Hal ini nampak, misalnya, sebab adanya relasi yang baik antara Sunan Ampel dan Raja Majapahit, membuat Sunan Ampel mendapat izin dari raja untuk menetap di Ampel. Sebuah momentum penting yang membuat Sunan Ampel dapat mengembangkan Islam di wilayah pesisir utara Jawa, hingga kemudian ke berbagai penjuru Jawa.
Namun demikian, terjalinnya hubungan baik antara para wali dan penguasa Majapahit, tidak hanya sebab dari konsolidasi para wali itu sendiri. Melainkan, juga tidak lepas dari pengaruh istri Raja Majapahit, dalam hal ini Putri Dwarawati, yang telah beragama Islam. Kita dapat melihat pentingnya posisi Putri Dwarawati, dalam penyebaran Islam di Jawa, dari motif rombongan Sunan Ampel yang datang dari Champa ke Majapahit.
Mengapa target mereka harus pergi ke Kutaraja Majapahit? Sebab, di situ telah ada Putri Dwarawati. Sehingga, pengaruh sang putri Champa di keraton dapat membuka ruang dakwah para wali di tanah Jawa. Itulah sebabnya salah satu motif kedatangan rombongan Sunan Ampel adalah untuk menemui bibinya, Putri Dwarawati.
Momentum Para Wali Mengembangkan Dakwah Islam
Agus Sunyoto menjelaskan bahwa, ketika berlabuh di Jawa, rombongan Syaikh Ibrahim Samarkandi (termasuk di dalamnya Sunan Ampel) memilih berlabuh di Gesik (sekarang Gesikharjo, Kec. Palang, Kab. Tuban), yang merupakan wilayah sebelah timur Bandar Tuban. Hal ini mereka lakukan sebagai bentuk kehati-hatian, mengingat Bandar Tuban saat itu adalah pelabuhan utama Majapahit.
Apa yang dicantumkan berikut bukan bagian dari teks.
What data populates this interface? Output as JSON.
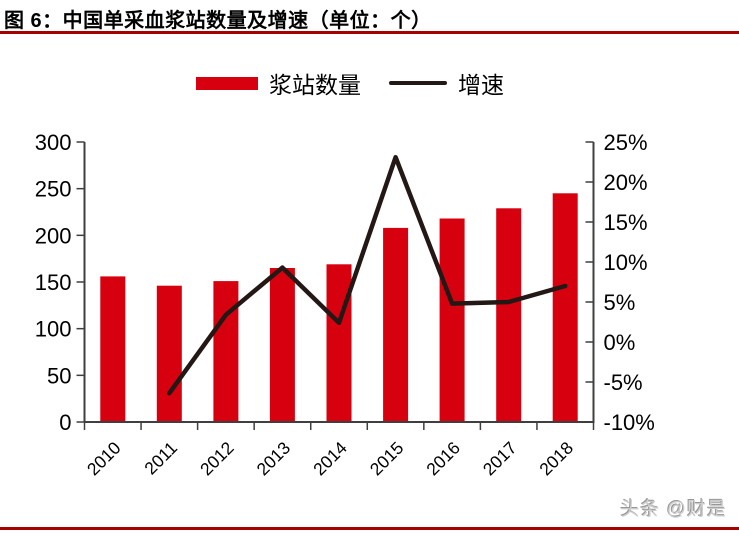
{
  "header": {
    "title": "图 6：中国单采血浆站数量及增速（单位：个）"
  },
  "watermark": {
    "text": "头条 @财是"
  },
  "colors": {
    "bar": "#d7000f",
    "line": "#231815",
    "accent_rule": "#a60000",
    "axis": "#3f3f3f",
    "text": "#000000",
    "watermark": "#cccccc"
  },
  "chart_data": {
    "type": "bar",
    "combo": "bar+line dual-axis",
    "title": "图 6：中国单采血浆站数量及增速（单位：个）",
    "categories": [
      "2010",
      "2011",
      "2012",
      "2013",
      "2014",
      "2015",
      "2016",
      "2017",
      "2018"
    ],
    "series": [
      {
        "name": "浆站数量",
        "type": "bar",
        "axis": "left",
        "color": "#d7000f",
        "values": [
          156,
          146,
          151,
          165,
          169,
          208,
          218,
          229,
          245
        ]
      },
      {
        "name": "增速",
        "type": "line",
        "axis": "right",
        "color": "#231815",
        "unit": "%",
        "values": [
          null,
          -6.4,
          3.4,
          9.3,
          2.4,
          23.1,
          4.8,
          5.0,
          7.0
        ]
      }
    ],
    "left_axis": {
      "min": 0,
      "max": 300,
      "step": 50,
      "tick_labels": [
        "300",
        "250",
        "200",
        "150",
        "100",
        "50",
        "0"
      ]
    },
    "right_axis": {
      "min": -10,
      "max": 25,
      "step": 5,
      "tick_labels": [
        "25%",
        "20%",
        "15%",
        "10%",
        "5%",
        "0%",
        "-5%",
        "-10%"
      ]
    },
    "grid": false,
    "legend_position": "top-center",
    "x_tick_rotation": -45
  }
}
Rombongan Syaikh Ibrahim Samarkandi memilih tinggal agak jauh dari pelabuhan utama Majapahit, sebab mereka ingin menyebarkan Islam kepada penduduk sekitar. Sembari mencari kesempatan ke Kutaraja Majapahit untuk bertemu Putri Dwarawati. Namun, sebelum sempat pergi ke kutaraja, Syaikh Ibrahim Samarkandi wafat di Gesik. Dan, perjalanan dilanjutkan oleh Raden Rahmat (Sunan Ampel) beserta rombongan lainnya.
Pasca dari Kutaraja Majapahit ruang dakwah Sunan Ampel, dan wali lainnya, terbuka lebar. Mereka tidak perlu lagi sembunyi-sembunyi sebagaimana sewaktu di Gesik. Sebab, Raden Rahmat (Sunan Ampel) sendiri telah mendapatkan izin dari Raja Majapahit untuk menetap di wilayah Ampel, dan saudaranya mendapat izin tinggal di Gresik.
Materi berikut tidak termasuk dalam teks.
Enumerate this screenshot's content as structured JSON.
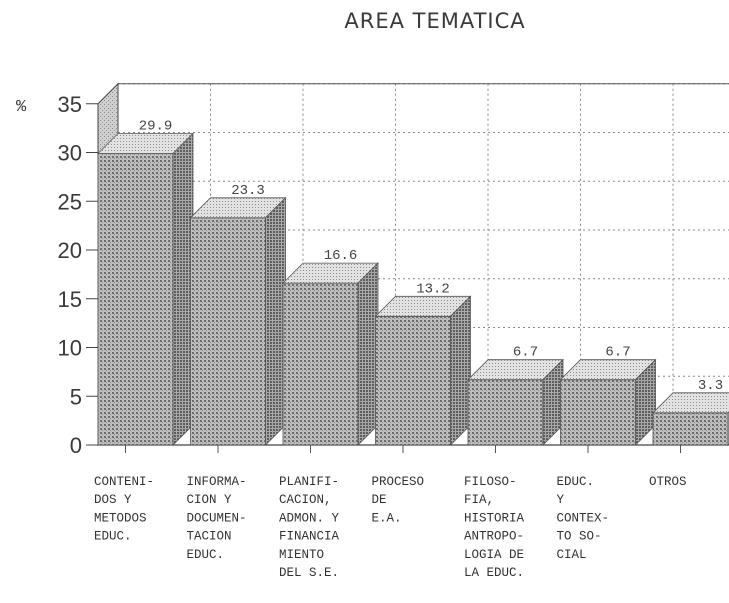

Ini menjadi momentum emas para wali dalam mengembangkan dakwah Islam di tanah Jawa. Dan tentu, kesempatan itu tidak serta merta mereka dapatkan. Ada faktor yang melatar-belakanginya, salah satunya adalah pengaruh sang putri Champa dalam Keraton Majapahit.
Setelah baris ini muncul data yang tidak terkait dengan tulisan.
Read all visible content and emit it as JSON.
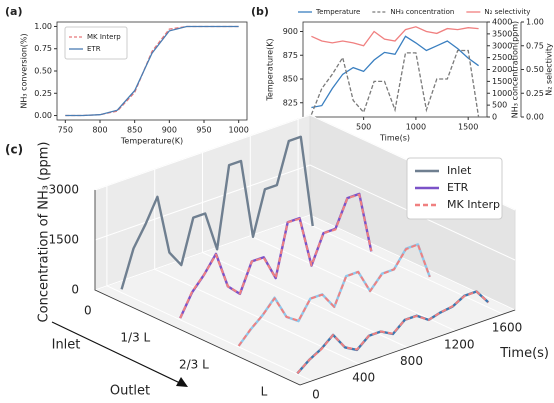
{
  "chart_data": [
    {
      "type": "line",
      "panel_label": "(a)",
      "x": [
        750,
        775,
        800,
        825,
        850,
        875,
        900,
        925,
        950,
        975,
        1000
      ],
      "xlabel": "Temperature(K)",
      "ylabel": "NH₃ conversion(%)",
      "xlim": [
        738,
        1012
      ],
      "ylim": [
        -0.05,
        1.05
      ],
      "xticks": [
        750,
        800,
        850,
        900,
        950,
        1000
      ],
      "yticks": [
        {
          "value": 0,
          "label": "0.00"
        },
        {
          "value": 0.25,
          "label": "0.25"
        },
        {
          "value": 0.5,
          "label": "0.50"
        },
        {
          "value": 0.75,
          "label": "0.75"
        },
        {
          "value": 1,
          "label": "1.00"
        }
      ],
      "legend": "upper left",
      "series": [
        {
          "name": "MK Interp",
          "color": "#e8787a",
          "linestyle": "dashed",
          "values": [
            0,
            0,
            0.01,
            0.05,
            0.26,
            0.72,
            0.97,
            1,
            1,
            1,
            1
          ]
        },
        {
          "name": "ETR",
          "color": "#4a7db3",
          "values": [
            0,
            0,
            0.01,
            0.06,
            0.28,
            0.7,
            0.95,
            1,
            1,
            1,
            1
          ]
        }
      ]
    },
    {
      "type": "line",
      "panel_label": "(b)",
      "x": [
        0,
        100,
        200,
        300,
        400,
        500,
        600,
        700,
        800,
        900,
        1000,
        1100,
        1200,
        1300,
        1400,
        1500,
        1600
      ],
      "xlabel": "Time(s)",
      "xlim": [
        -80,
        1680
      ],
      "xticks": [
        0,
        500,
        1000,
        1500
      ],
      "ylabel": "Temperature(K)",
      "ylim": [
        810,
        910
      ],
      "yticks": [
        825,
        850,
        875,
        900
      ],
      "y2label": "NH₃ concentration(ppm)",
      "y2lim": [
        0,
        4000
      ],
      "y2ticks": [
        0,
        500,
        1000,
        1500,
        2000,
        2500,
        3000,
        3500,
        4000
      ],
      "y3label": "N₂ selectivity",
      "y3lim": [
        0,
        1
      ],
      "y3ticks": [
        {
          "value": 0,
          "label": "0.00"
        },
        {
          "value": 0.25,
          "label": "0.25"
        },
        {
          "value": 0.5,
          "label": "0.50"
        },
        {
          "value": 0.75,
          "label": "0.75"
        },
        {
          "value": 1,
          "label": "1.00"
        }
      ],
      "legend": "above",
      "series": [
        {
          "name": "Temperature",
          "color": "#3a7fc0",
          "values": [
            820,
            822,
            840,
            855,
            862,
            858,
            870,
            878,
            876,
            895,
            888,
            880,
            885,
            890,
            882,
            872,
            864
          ]
        },
        {
          "name": "NH₃ concentration",
          "color": "#7a7a7a",
          "linestyle": "dashed",
          "axis": "y2",
          "values": [
            100,
            1200,
            1800,
            2500,
            700,
            200,
            1500,
            1500,
            300,
            2700,
            2700,
            300,
            1600,
            1600,
            2800,
            2800,
            0
          ]
        },
        {
          "name": "N₂ selectivity",
          "color": "#f08080",
          "axis": "y3",
          "values": [
            0.85,
            0.8,
            0.78,
            0.8,
            0.78,
            0.75,
            0.9,
            0.82,
            0.8,
            0.92,
            0.95,
            0.9,
            0.88,
            0.93,
            0.92,
            0.94,
            0.93
          ]
        }
      ]
    },
    {
      "type": "waterfall3d",
      "panel_label": "(c)",
      "x": [
        0,
        100,
        200,
        300,
        400,
        500,
        600,
        700,
        800,
        900,
        1000,
        1100,
        1200,
        1300,
        1400,
        1500,
        1600
      ],
      "xlabel": "Time(s)",
      "xlim": [
        -100,
        1700
      ],
      "xticks": [
        0,
        400,
        800,
        1200,
        1600
      ],
      "zlabel": "Concentration of NH₃ (ppm)",
      "zlim": [
        0,
        3000
      ],
      "zticks": [
        0,
        1500,
        3000
      ],
      "slices": [
        "0",
        "1/3 L",
        "2/3 L",
        "L"
      ],
      "annotations": [
        "Inlet",
        "Outlet"
      ],
      "series": [
        {
          "name": "Inlet",
          "color": "#6f7f90",
          "slice_colors": [
            "#6f7f90",
            null,
            null,
            null
          ],
          "values": [
            [
              100,
              1200,
              1800,
              2500,
              700,
              200,
              1500,
              1500,
              300,
              2700,
              2700,
              300,
              1600,
              1600,
              2800,
              2800,
              0
            ],
            null,
            null,
            null
          ]
        },
        {
          "name": "ETR",
          "color": "#7b52c8",
          "slice_colors": [
            null,
            "#7b52c8",
            "#8ec8ec",
            "#3c78b0"
          ],
          "values": [
            null,
            [
              50,
              700,
              1100,
              1600,
              500,
              150,
              1000,
              1000,
              250,
              1800,
              1800,
              250,
              1100,
              1100,
              1900,
              1900,
              50
            ],
            [
              30,
              400,
              700,
              1100,
              400,
              150,
              700,
              700,
              200,
              1000,
              1000,
              300,
              700,
              700,
              1200,
              1200,
              100
            ],
            [
              20,
              300,
              500,
              800,
              300,
              100,
              400,
              400,
              200,
              500,
              500,
              250,
              350,
              400,
              600,
              600,
              150
            ]
          ]
        },
        {
          "name": "MK Interp",
          "color": "#f08080",
          "linestyle": "dashed",
          "slice_colors": [
            null,
            "#f08080",
            "#f08080",
            "#f08080"
          ],
          "values": [
            null,
            [
              50,
              720,
              1100,
              1580,
              500,
              160,
              1000,
              980,
              250,
              1800,
              1780,
              260,
              1100,
              1080,
              1900,
              1880,
              60
            ],
            [
              30,
              410,
              700,
              1080,
              400,
              160,
              700,
              690,
              200,
              990,
              1000,
              300,
              690,
              700,
              1180,
              1200,
              100
            ],
            [
              20,
              300,
              490,
              800,
              300,
              110,
              400,
              400,
              210,
              500,
              490,
              250,
              350,
              410,
              590,
              600,
              150
            ]
          ]
        }
      ]
    }
  ]
}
Dari sini nampak, bahwa sosok Putri Dwarawati memiliki andil yang penting dalam jejaring Wali Songo. Sebab, terbukanya ruang dakwah Sunan Ampel beserta rombongannya, yang menjadi salah satu batu loncatan penting bagi kesuksesan dakwah Wali Songo di tanah Jawa, itu tidak lepas dari peran Putri Dwarawati. []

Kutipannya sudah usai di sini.